Özellikle demir-çelik, çimento, petrokimya üzere sanayi alanlarında yeşil hidrojen kullanımını yaygınlaştırmalıyız. Alternatif hammadde kullanılarak üretilmiş eserleri, kamu alımlarıyla desteklemeliyiz. Ulaştırmada; demiryollarının nakliyattaki hissesinin artırılması, hibrit araçların yaygınlaştırılması, yakıtta hidrojen dönüşümü üzere uygulamaları arttırmalıyız. Sıfır emisyonlu toplu taşıma, bisiklet, lojistik nakliyeciliği üzere ulaşım tiplerinin kullanımını arttıracak adımları kararlılıkla atmalıyız.”
Sıfır atık
Sıfır atığa değinen Bakan Kurum,
Orman ve tarım yerlerinin yutak alan potansiyellerinin ölçülmesi, doğal karbon yutaklarının korunması için var olan politikalarımızı daha da güçlendirmeliyiz. Son olarak; iklim adaleti, iklim göçü ve adil geçişe dair ulusal tanımlamalarımızı hemen yapmalıyız” diye konuştu.

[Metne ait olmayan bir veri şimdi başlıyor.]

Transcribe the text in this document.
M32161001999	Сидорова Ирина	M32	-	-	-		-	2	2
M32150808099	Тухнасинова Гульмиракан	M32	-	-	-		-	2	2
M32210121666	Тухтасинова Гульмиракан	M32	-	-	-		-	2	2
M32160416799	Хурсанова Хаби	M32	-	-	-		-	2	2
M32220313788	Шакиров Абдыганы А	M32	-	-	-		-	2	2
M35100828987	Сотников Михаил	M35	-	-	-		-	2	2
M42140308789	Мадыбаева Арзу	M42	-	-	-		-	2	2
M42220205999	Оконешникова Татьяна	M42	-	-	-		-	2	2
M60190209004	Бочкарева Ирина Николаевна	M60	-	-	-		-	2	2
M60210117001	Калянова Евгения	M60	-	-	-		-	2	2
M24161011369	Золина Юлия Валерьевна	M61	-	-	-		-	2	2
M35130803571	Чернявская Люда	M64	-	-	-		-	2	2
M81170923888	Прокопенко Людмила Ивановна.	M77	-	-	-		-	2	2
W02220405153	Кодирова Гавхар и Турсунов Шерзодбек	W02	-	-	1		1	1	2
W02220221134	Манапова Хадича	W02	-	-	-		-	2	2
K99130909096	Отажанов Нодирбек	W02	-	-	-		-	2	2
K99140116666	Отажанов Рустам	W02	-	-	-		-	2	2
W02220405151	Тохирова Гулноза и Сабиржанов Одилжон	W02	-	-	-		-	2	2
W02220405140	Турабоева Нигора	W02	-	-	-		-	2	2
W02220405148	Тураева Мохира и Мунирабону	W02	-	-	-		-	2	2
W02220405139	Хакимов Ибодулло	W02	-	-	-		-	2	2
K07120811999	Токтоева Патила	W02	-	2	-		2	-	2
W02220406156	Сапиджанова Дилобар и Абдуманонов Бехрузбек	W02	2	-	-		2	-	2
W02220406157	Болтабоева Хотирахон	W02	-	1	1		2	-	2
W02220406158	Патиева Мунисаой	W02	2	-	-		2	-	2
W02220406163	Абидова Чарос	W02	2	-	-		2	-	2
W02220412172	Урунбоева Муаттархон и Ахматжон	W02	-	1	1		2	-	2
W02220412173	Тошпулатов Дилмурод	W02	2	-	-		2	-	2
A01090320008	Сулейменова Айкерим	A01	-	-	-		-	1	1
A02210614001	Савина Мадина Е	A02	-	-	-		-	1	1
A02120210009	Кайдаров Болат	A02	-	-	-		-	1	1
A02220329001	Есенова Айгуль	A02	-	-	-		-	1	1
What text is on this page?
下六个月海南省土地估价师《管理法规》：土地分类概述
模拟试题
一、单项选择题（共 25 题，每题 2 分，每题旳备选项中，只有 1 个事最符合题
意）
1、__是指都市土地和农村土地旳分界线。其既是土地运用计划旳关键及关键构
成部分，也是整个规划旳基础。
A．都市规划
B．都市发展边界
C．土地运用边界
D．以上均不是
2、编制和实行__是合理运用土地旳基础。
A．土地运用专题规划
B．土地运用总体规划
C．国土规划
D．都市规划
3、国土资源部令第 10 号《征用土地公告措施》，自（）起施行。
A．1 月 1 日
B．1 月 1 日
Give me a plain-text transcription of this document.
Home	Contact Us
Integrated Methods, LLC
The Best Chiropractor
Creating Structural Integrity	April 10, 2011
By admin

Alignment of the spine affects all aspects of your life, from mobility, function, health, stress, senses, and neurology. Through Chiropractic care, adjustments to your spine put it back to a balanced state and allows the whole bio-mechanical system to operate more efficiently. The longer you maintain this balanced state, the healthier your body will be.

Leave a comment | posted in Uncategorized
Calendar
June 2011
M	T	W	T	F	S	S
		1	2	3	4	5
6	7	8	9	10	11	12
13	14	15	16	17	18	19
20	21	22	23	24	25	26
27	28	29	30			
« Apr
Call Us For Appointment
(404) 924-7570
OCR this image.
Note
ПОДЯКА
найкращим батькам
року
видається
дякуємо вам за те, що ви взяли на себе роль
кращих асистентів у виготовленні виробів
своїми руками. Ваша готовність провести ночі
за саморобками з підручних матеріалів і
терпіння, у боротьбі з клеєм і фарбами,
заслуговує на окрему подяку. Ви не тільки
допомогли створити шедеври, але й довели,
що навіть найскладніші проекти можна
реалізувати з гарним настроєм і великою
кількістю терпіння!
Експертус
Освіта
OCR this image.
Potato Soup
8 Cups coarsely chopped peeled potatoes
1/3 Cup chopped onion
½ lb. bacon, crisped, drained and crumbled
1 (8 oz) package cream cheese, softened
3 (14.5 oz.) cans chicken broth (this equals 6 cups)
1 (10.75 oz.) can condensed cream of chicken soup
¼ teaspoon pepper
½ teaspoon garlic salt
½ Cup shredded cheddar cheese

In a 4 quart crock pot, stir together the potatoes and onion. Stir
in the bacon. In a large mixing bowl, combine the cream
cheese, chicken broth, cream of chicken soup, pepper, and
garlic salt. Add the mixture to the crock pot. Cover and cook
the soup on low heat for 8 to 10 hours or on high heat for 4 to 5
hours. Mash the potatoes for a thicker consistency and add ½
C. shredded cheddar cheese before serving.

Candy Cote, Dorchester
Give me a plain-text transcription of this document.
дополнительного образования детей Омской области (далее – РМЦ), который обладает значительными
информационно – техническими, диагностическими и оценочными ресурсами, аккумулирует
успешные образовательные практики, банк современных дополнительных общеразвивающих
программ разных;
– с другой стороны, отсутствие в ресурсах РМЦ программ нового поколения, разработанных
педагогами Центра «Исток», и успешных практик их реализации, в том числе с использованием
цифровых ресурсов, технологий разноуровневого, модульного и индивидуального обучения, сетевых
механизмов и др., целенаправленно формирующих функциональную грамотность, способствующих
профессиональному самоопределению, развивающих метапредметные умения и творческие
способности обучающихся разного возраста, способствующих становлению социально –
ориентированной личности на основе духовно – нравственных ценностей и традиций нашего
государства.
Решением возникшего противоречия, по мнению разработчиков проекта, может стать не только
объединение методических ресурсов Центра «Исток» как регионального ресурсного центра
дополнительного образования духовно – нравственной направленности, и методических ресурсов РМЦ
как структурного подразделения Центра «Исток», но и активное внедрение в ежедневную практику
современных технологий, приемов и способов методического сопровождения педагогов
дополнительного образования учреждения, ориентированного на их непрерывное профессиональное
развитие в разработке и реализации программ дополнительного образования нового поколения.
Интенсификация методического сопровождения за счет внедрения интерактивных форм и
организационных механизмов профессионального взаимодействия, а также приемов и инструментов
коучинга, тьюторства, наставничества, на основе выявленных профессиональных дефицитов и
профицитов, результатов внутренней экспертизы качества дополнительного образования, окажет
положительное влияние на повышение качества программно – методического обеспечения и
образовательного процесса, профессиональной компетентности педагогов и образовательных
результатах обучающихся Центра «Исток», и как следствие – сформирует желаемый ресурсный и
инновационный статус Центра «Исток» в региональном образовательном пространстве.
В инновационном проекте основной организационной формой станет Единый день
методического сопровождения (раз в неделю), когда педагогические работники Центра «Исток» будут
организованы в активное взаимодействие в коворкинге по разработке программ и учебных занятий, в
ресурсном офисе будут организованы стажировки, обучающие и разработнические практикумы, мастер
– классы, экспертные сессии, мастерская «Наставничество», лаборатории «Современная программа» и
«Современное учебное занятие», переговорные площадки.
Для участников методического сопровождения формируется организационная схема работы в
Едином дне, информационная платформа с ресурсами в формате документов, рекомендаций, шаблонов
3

“İklim kanununa muhtaçlık var”
Bakan Kurum, Türkiye’nin ivedilikle kapsamlı bir iklim kanununa gereksinim olduğunu belirterek, ”İller Bankamızla mahallî idarelerimiz için; Dünya Bankası ve JICA iş birliğiyle 20 milyar liralık finansman paketini 2022 yılının birinci yarısında belediyelerimizin hizmetine sunuyoruz. Tüm bunların yanında; İklim Şuramızın katkı sağlayacağı çok değerli 2 temel sıkıntımız daha var. Biz bu mevzuları olmazsa olmaz görüyoruz. Nedir bu mevzular? İklim Kanunu ve Lokal İdarelerin Katkısı. Kanunlar, hukukun, devletin işleyişinin, kalkınmanın tek kaynağı değildir fakat vazgeçilmez kaynağıdır. Bu sebepten; Türkiye’nin hemen kapsamlı bir İklim Kanunu’na muhtaçlığı vardır. Hazırlıkları sürdürülen İklim Kanunu’nun Türkiye’nin önümüzdeki 100 yılını şekillendirecek çerçeve bir evrak olacağına inanıyoruz. İnşallah şura üyelerimiz ve kurullarımız; 7 farklı alana dair ortaya koyacakları yüzlerce farklı bakış açısından süzülerek gelen bilimsel altlıkları, İklim Kanunu’muza yansıtacaktır. Şanlı Meclisimize tüm çalışmalarını, ayrıntılarıyla sunacaktır’‘ dedi.